Yannick et Dieu-Merci sont les deux jeunes du quartier Majengo appréhendés la nuit du 12 au 13 février par une patrouille de la police nationale congolaise. Leur péché c’est d’avoir organisé une patrouille parallèle à celle de la police disent les habitants du milieu, tandis que du côté des éléments de l’ordre, ces jeunes ont été arrêtés pour possession d’armes blanches. La jeunesse du quartier, compatissante et partie de la rotation des patrouilles nocturnes ne trouve pas de quoi on peut reprocher à ceux qu’elle qualifie de vaillants : « Nous voulons que Yannick et Dieu Merci soient libérés, la police nationale congolaise doit passer à leur libération sans condition, ni délais car ils n'ont commis aucune infraction qui pouvait leur coûter l'arrestation. »

Les femmes du quartier qui sont venues assister à cette rencontre nous ont fait savoir que les deux jeunes et compagnons font du bon travail qui est la patrouille nocturne, chose qui barre la route a ceux-là qui volent les biens de la population jour après jour : « Autrefois des bandits nous mettaient mal à l’aise dans le quartier. Nous avons été victimes de cas de vol à plusieurs reprises et personne n’était venu à notre secours ! Ces jeunes se sont organisés et ont commencé à nous sécuriser la nuit nous qui sommes leurs mères. Ils sont exposés à plusieurs dangers mais la gravité de l’insécurité fait que ces jeunes n’ont plus de choix », ont-elles argumenté.

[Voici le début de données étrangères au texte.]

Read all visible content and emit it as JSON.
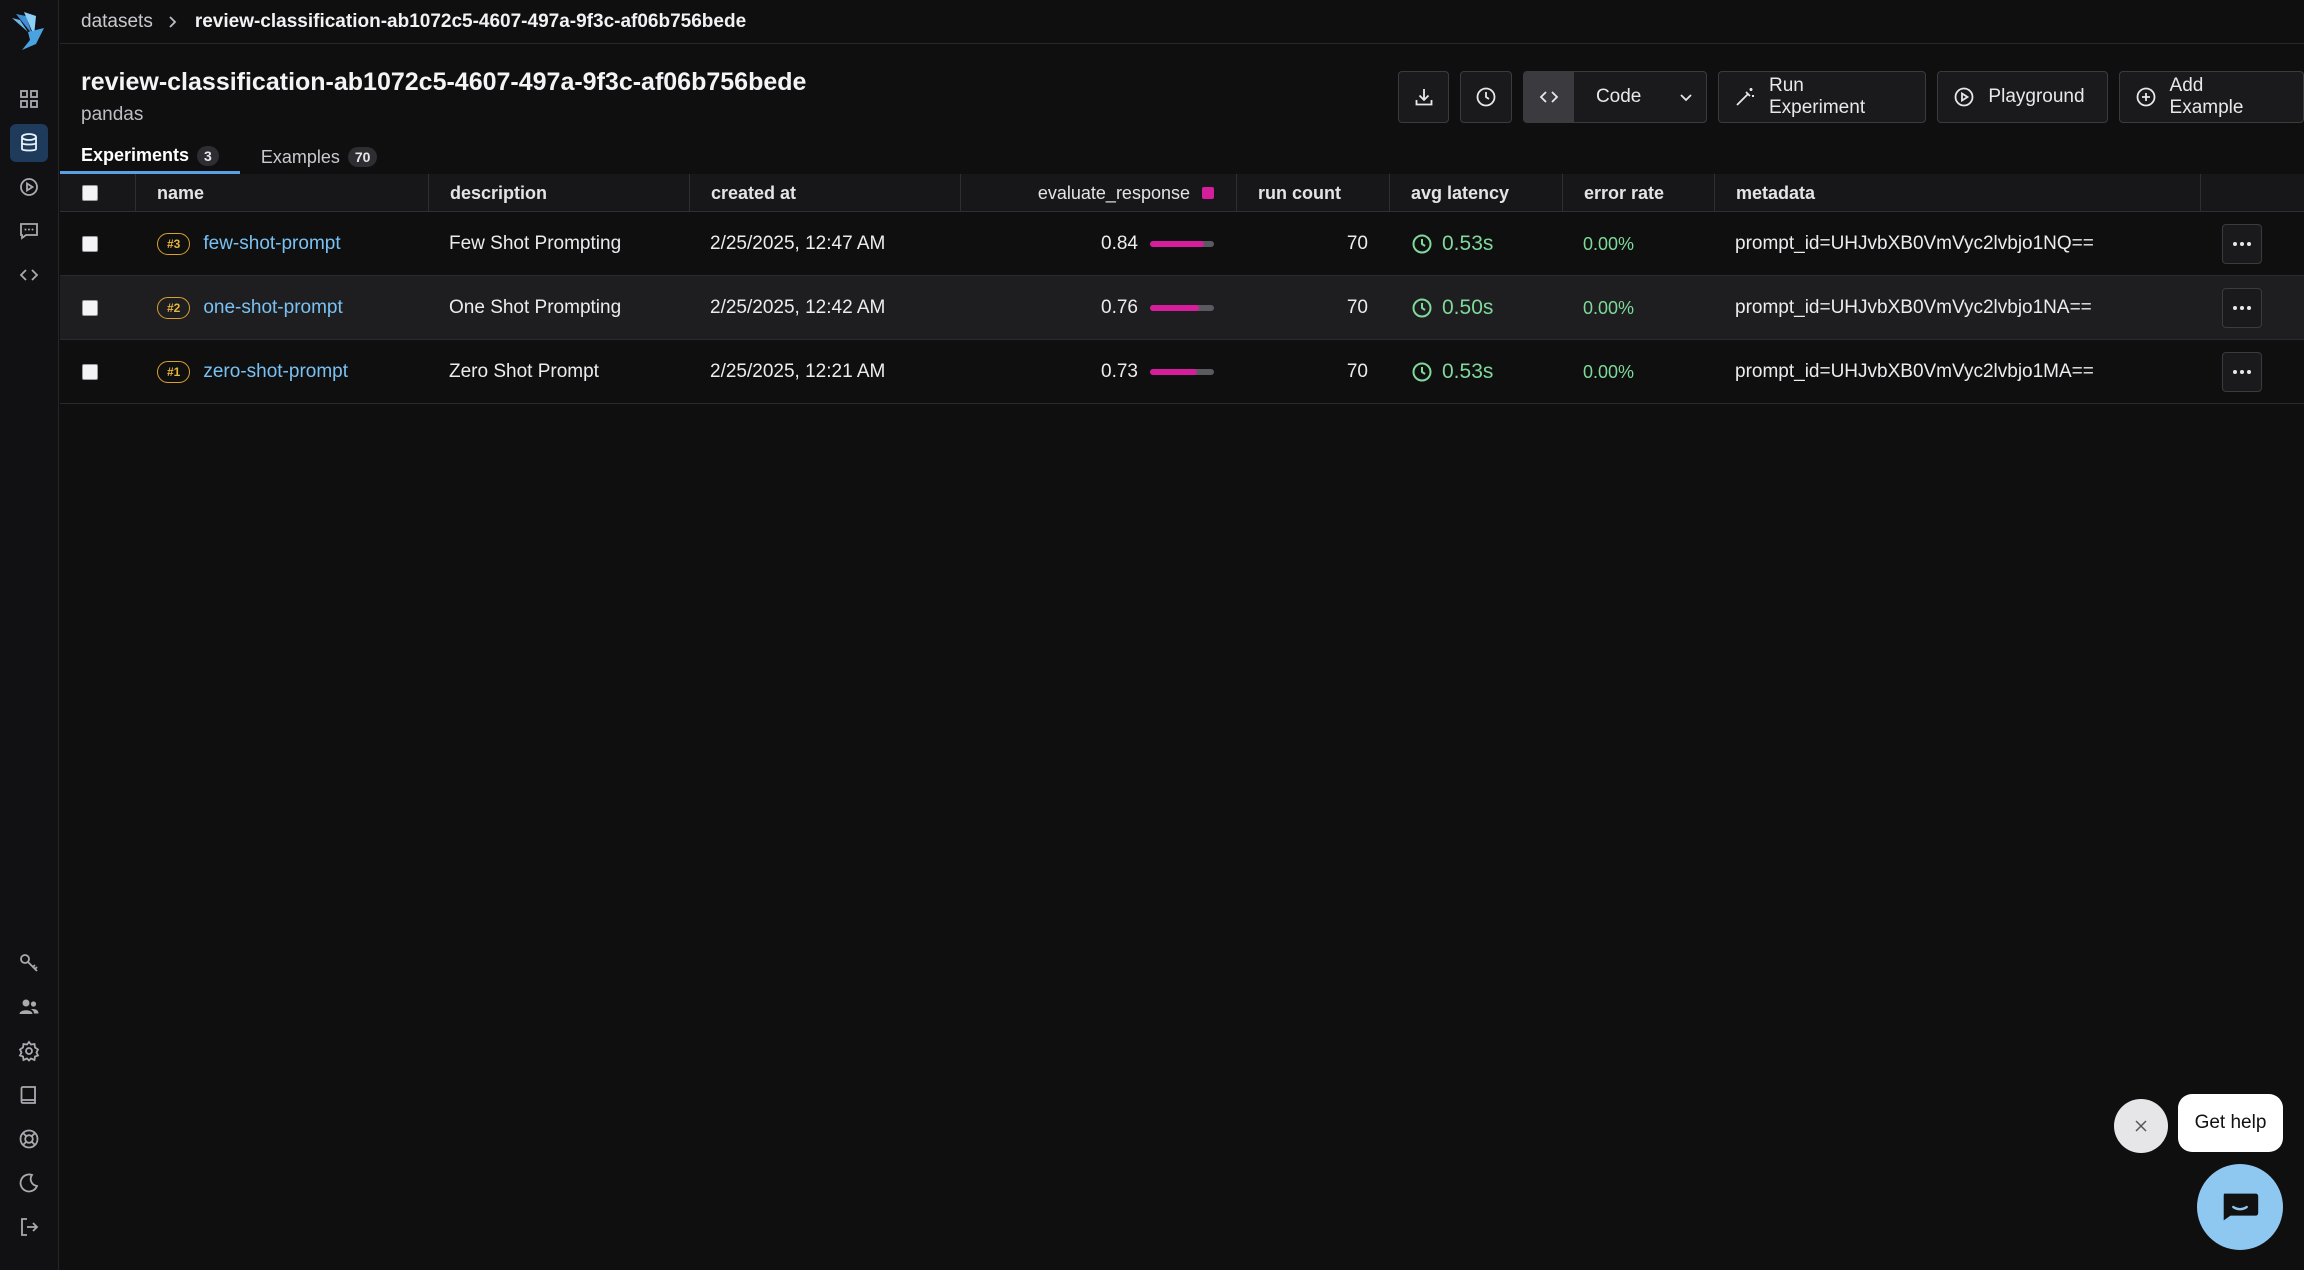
{
  "breadcrumb": {
    "parent": "datasets",
    "current": "review-classification-ab1072c5-4607-497a-9f3c-af06b756bede"
  },
  "header": {
    "title": "review-classification-ab1072c5-4607-497a-9f3c-af06b756bede",
    "subtitle": "pandas"
  },
  "toolbar": {
    "code_label": "Code",
    "run_experiment_label": "Run Experiment",
    "playground_label": "Playground",
    "add_example_label": "Add Example"
  },
  "tabs": [
    {
      "label": "Experiments",
      "count": "3",
      "active": true
    },
    {
      "label": "Examples",
      "count": "70",
      "active": false
    }
  ],
  "table": {
    "columns": [
      "name",
      "description",
      "created at",
      "evaluate_response",
      "run count",
      "avg latency",
      "error rate",
      "metadata"
    ],
    "rows": [
      {
        "seq": "#3",
        "name": "few-shot-prompt",
        "description": "Few Shot Prompting",
        "created_at": "2/25/2025, 12:47 AM",
        "score": "0.84",
        "score_fraction": 0.84,
        "run_count": "70",
        "avg_latency": "0.53s",
        "error_rate": "0.00%",
        "metadata": "prompt_id=UHJvbXB0VmVyc2lvbjo1NQ=="
      },
      {
        "seq": "#2",
        "name": "one-shot-prompt",
        "description": "One Shot Prompting",
        "created_at": "2/25/2025, 12:42 AM",
        "score": "0.76",
        "score_fraction": 0.76,
        "run_count": "70",
        "avg_latency": "0.50s",
        "error_rate": "0.00%",
        "metadata": "prompt_id=UHJvbXB0VmVyc2lvbjo1NA=="
      },
      {
        "seq": "#1",
        "name": "zero-shot-prompt",
        "description": "Zero Shot Prompt",
        "created_at": "2/25/2025, 12:21 AM",
        "score": "0.73",
        "score_fraction": 0.73,
        "run_count": "70",
        "avg_latency": "0.53s",
        "error_rate": "0.00%",
        "metadata": "prompt_id=UHJvbXB0VmVyc2lvbjo1MA=="
      }
    ]
  },
  "help": {
    "bubble_label": "Get help"
  },
  "colors": {
    "accent": "#5aa0e6",
    "score_bar": "#d51e9c",
    "success": "#7ed99a",
    "link": "#79c1f2",
    "badge": "#d8a12d"
  },
  "icons": {
    "sidebar_top": [
      "grid-icon",
      "database-icon",
      "play-circle-icon",
      "message-icon",
      "code-icon"
    ],
    "sidebar_bottom": [
      "key-icon",
      "users-icon",
      "settings-icon",
      "book-icon",
      "lifebuoy-icon",
      "moon-icon",
      "logout-icon"
    ]
  }
}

Ces femmes disent ne pas comprendre pourquoi les forces de l'ordre ne puissent pas admettre l’importance de toutes les patrouilles de ces jeunes; « nous reconnaissons la lourdeur du travail de ces jeunes et le résultat est salutaire pour plus d’une personne, nous ne savons pas pourquoi les autorités ne veulent pas accompagner ces genres d’initiatives car la collaboration est toujours la chose que l’on demande de la population. »

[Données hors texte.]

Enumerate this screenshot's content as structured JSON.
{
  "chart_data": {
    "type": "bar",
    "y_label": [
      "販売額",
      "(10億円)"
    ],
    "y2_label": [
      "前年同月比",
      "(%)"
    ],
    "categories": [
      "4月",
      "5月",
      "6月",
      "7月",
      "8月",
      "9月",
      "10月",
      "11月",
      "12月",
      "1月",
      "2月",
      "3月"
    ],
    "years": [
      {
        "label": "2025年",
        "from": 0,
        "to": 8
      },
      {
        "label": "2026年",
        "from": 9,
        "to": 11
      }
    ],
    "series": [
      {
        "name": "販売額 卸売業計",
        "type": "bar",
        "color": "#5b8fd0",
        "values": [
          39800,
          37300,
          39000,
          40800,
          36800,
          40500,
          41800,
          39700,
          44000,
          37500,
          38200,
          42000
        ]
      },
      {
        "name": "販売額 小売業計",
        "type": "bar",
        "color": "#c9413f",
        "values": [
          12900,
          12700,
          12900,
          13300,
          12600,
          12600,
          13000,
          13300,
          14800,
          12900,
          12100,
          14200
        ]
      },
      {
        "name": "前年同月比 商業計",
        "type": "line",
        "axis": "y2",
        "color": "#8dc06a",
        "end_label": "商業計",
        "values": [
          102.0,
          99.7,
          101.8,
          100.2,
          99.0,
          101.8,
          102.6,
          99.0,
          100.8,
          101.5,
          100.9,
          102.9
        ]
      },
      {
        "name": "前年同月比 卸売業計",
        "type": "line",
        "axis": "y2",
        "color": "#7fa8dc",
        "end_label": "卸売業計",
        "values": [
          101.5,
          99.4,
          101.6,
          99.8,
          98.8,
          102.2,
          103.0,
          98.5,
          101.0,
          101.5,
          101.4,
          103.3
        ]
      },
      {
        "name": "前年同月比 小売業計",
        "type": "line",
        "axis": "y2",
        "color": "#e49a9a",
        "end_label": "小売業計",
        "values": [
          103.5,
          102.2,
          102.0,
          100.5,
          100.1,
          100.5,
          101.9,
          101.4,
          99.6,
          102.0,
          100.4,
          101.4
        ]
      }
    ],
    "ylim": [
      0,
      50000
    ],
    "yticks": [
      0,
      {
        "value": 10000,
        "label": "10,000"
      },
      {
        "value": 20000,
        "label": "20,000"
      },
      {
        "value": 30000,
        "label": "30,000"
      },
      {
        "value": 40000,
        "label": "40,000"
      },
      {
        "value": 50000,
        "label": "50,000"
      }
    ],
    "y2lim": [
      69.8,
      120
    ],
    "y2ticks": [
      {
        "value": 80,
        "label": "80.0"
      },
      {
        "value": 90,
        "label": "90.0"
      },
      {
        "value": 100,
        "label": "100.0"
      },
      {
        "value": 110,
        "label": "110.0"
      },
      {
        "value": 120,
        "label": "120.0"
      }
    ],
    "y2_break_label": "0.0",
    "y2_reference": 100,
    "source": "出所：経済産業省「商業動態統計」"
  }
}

Certaines indiscrétions dans le chef de la population renseignent que la police nationale congolaise accuse ces jeunes d’appartenir à un groupe des malfaiteurs et détiendraient des armes blanches dans leur mains lors de l’arrestation; une accusation qui est rejetée en bloc par les proches de ces derniers; « Personne n’ignore ces jeunes, nous les connaissons et louons leur bravoure, dire qu’ils étaient attrapés avec des machettes, c’est encourager le mensonge. Ils n’avaient rien en main, et nous pensons que ce sont les ennemis qui nous mettaient mal à l’aise jadis, qui seraient en train d’influencer l’affaire pour qu’ils trouvent la quiétude d’opérer », a déclaré une dame montée de colère.

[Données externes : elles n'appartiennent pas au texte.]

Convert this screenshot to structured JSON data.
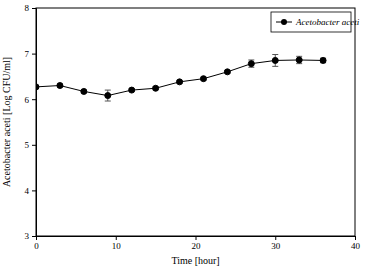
{
  "chart_data": {
    "type": "line",
    "x_label": "Time [hour]",
    "y_label": "Acetobacter aceti [Log CFU/ml]",
    "x": [
      0,
      3,
      6,
      9,
      12,
      15,
      18,
      21,
      24,
      27,
      30,
      33,
      36
    ],
    "series": [
      {
        "name": "Acetobacter aceti",
        "color": "#000000",
        "marker": "circle",
        "line_style": "solid",
        "values": [
          6.27,
          6.3,
          6.17,
          6.08,
          6.2,
          6.24,
          6.38,
          6.45,
          6.6,
          6.78,
          6.85,
          6.86,
          6.85
        ],
        "errors": [
          0.03,
          0.03,
          0.03,
          0.12,
          0.03,
          0.03,
          0.03,
          0.03,
          0.03,
          0.08,
          0.13,
          0.08,
          0.05
        ]
      }
    ],
    "xlim": [
      0,
      40
    ],
    "xticks": [
      0,
      10,
      20,
      30,
      40
    ],
    "ylim": [
      3,
      8
    ],
    "yticks": [
      3,
      4,
      5,
      6,
      7,
      8
    ],
    "grid": false,
    "legend": "upper right"
  }
}
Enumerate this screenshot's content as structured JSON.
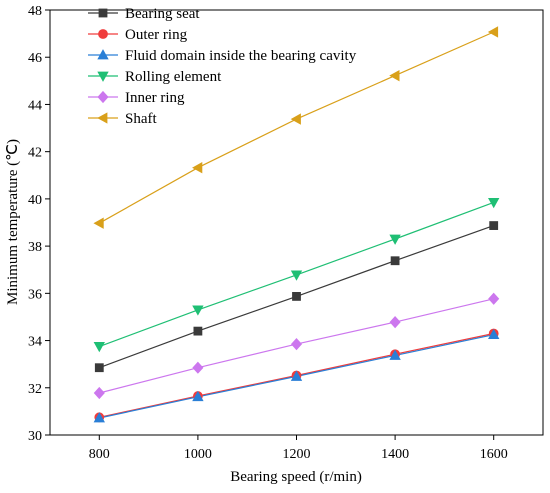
{
  "chart_data": {
    "type": "line",
    "title": "",
    "xlabel": "Bearing speed (r/min)",
    "ylabel": "Minimum temperature (℃)",
    "x": [
      800,
      1000,
      1200,
      1400,
      1600
    ],
    "xlim": [
      700,
      1700
    ],
    "ylim": [
      30,
      48
    ],
    "xticks": [
      800,
      1000,
      1200,
      1400,
      1600
    ],
    "yticks": [
      30,
      32,
      34,
      36,
      38,
      40,
      42,
      44,
      46,
      48
    ],
    "grid": false,
    "legend_position": "top-left",
    "series": [
      {
        "name": "Bearing seat",
        "color": "#3a3a3a",
        "marker": "square",
        "values": [
          32.85,
          34.4,
          35.87,
          37.38,
          38.87
        ]
      },
      {
        "name": "Outer ring",
        "color": "#f03c3c",
        "marker": "circle",
        "values": [
          30.75,
          31.65,
          32.52,
          33.42,
          34.3
        ]
      },
      {
        "name": "Fluid domain inside the bearing cavity",
        "color": "#2a7fd6",
        "marker": "triangle-up",
        "values": [
          30.72,
          31.62,
          32.48,
          33.37,
          34.25
        ]
      },
      {
        "name": "Rolling element",
        "color": "#1fbf74",
        "marker": "triangle-down",
        "values": [
          33.75,
          35.3,
          36.78,
          38.3,
          39.85
        ]
      },
      {
        "name": "Inner ring",
        "color": "#cc77ee",
        "marker": "diamond",
        "values": [
          31.78,
          32.85,
          33.85,
          34.78,
          35.77
        ]
      },
      {
        "name": "Shaft",
        "color": "#d9a01a",
        "marker": "triangle-left",
        "values": [
          38.97,
          41.32,
          43.38,
          45.22,
          47.07
        ]
      }
    ]
  }
}
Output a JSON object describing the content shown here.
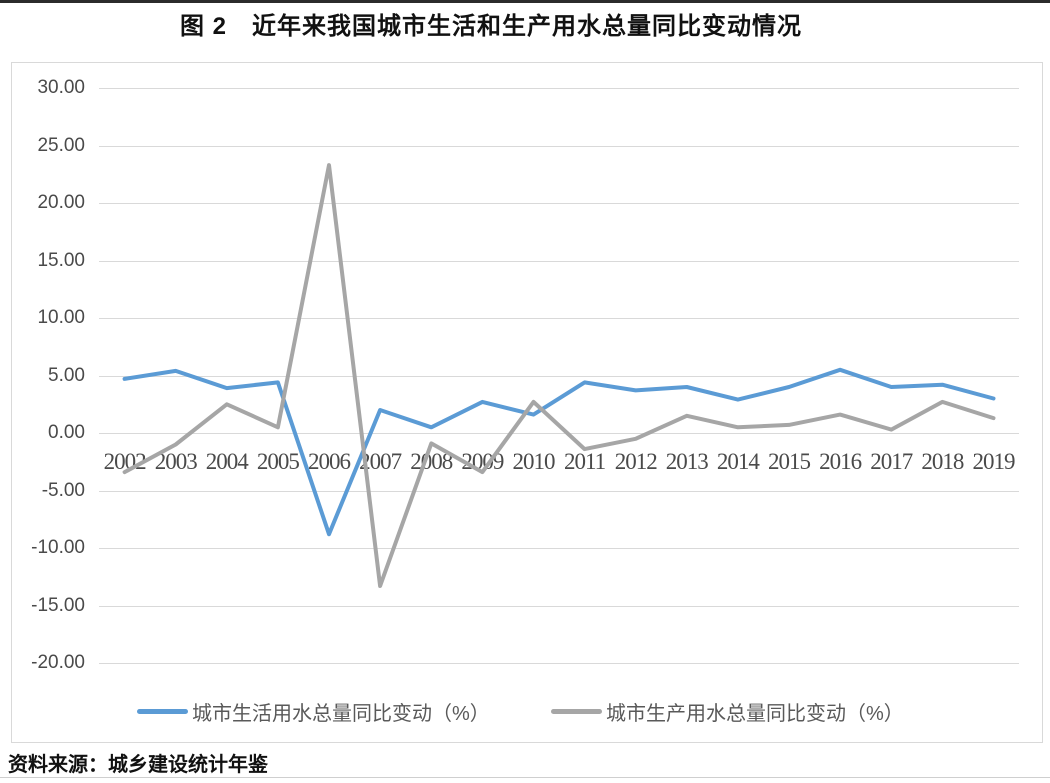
{
  "page": {
    "title": "图 2　近年来我国城市生活和生产用水总量同比变动情况",
    "source_note": "资料来源：城乡建设统计年鉴"
  },
  "chart_data": {
    "type": "line",
    "title": "图 2　近年来我国城市生活和生产用水总量同比变动情况",
    "x": [
      2002,
      2003,
      2004,
      2005,
      2006,
      2007,
      2008,
      2009,
      2010,
      2011,
      2012,
      2013,
      2014,
      2015,
      2016,
      2017,
      2018,
      2019
    ],
    "series": [
      {
        "name": "城市生活用水总量同比变动（%）",
        "color": "#5B9BD5",
        "values": [
          4.7,
          5.4,
          3.9,
          4.4,
          -8.8,
          2.0,
          0.5,
          2.7,
          1.6,
          4.4,
          3.7,
          4.0,
          2.9,
          4.0,
          5.5,
          4.0,
          4.2,
          3.0
        ]
      },
      {
        "name": "城市生产用水总量同比变动（%）",
        "color": "#A6A6A6",
        "values": [
          -3.4,
          -1.0,
          2.5,
          0.5,
          23.3,
          -13.3,
          -0.9,
          -3.4,
          2.7,
          -1.4,
          -0.5,
          1.5,
          0.5,
          0.7,
          1.6,
          0.3,
          2.7,
          1.3
        ]
      }
    ],
    "ylim": [
      -20,
      30
    ],
    "y_tick_step": 5,
    "y_ticks": [
      "30.00",
      "25.00",
      "20.00",
      "15.00",
      "10.00",
      "5.00",
      "0.00",
      "-5.00",
      "-10.00",
      "-15.00",
      "-20.00"
    ],
    "xlabel": "",
    "ylabel": "",
    "grid": "horizontal",
    "legend_position": "bottom",
    "colors": {
      "grid": "#D9D9D9",
      "axis_text": "#4A4A4A",
      "chart_border": "#D9D9D9"
    }
  }
}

Contacté à ce sujet le commissaire urbain de la police, le commissaire supérieur Job Alissa a préféré garder sa version des faits par rapport au mobile justifiant cette arrestation.

Notons qu’au moment nous rédigeons cet article, les deux jeunes continuent à croupir au cachot de PD, au sud de la ville de GOMA près du parquet des grandes instances.

Les habitants des quartiers Majengo, Mabanga Nord et Virunga sont ces derniers temps victimes d’incursions d’hommes et femmes armés accompagnés des enfants dans leurs ménages. Ces malfrats pillent sans merci maison par maison sans qu’aucune intervention policière ne se fasse sentir. D’où les jeunes de ces entités se mobilisent la nuit pour monter la garde et patrouiller, parallèlement aux unités de la police, afin de prévenir les vols.